“This letter addresses defendant’s August 14, 2024 letter requesting an adjournment of the sentencing date. The People defer to the Court on the appropriate post-trial schedule that allows for adequate time to adjudicate defendant’s CPL § 330.30 motion while also pronouncing sentence ‘without unreasonable delay.’ To assist the Court, we note the following points.”

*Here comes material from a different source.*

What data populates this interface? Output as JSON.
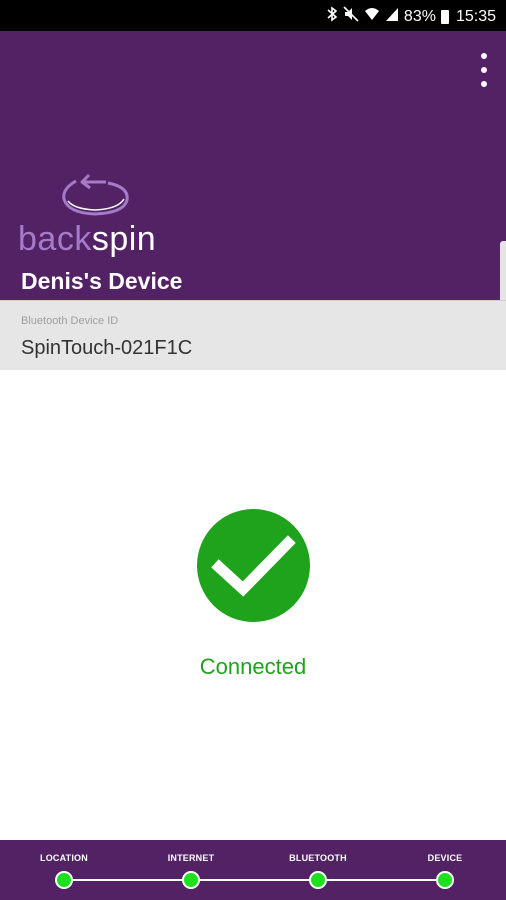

“Defendant’s letter indicates for the first time his intent to seek interlocutory state or federal appellate review, before he is sentenced, of any adverse ruling on his CPL § 330.30 motion. It is correct that the denial of immunity from prosecution is immediately appealable. But here, in contrast to defendant’s criminal case in DC, the question of defendant’s immunity from prosecution is not presented; the only question now before the Court is whether a small subset of the trial evidence was improperly admitted in light of a brand-new evidentiary rule that derives from official-acts immunity, and if so, whether any error in admitting official-acts evidence was harmless.’ The Supreme Court’s recent decision did not consider whether a trial court’s ruling on that distinct evidentiary question is immediately appealable, and there are strong reasons why it should not be.”
“Nonetheless, given the defense’s newly-stated position, we defer to the Court on whether an adjournment is warranted to allow for orderly appellate litigation of that question, or to reduce the risk of a disruptive stay from an appellate court pending consideration of that question. The People are prepared to appear for sentencing on any future date the Court sets,” writes Manhattan District Attorney Alvin Bragg’s office to Judge Juan Merchan ahead of the September 18th sentencing date.
TLDR: The Supreme Court purposely fucked them by waiting until the trial was over to issue a ruling throwing into doubt whether the small amount of evidence that could conceivably fall under the purview of their ruling had been admissible, so Bragg is content to wait for the next move.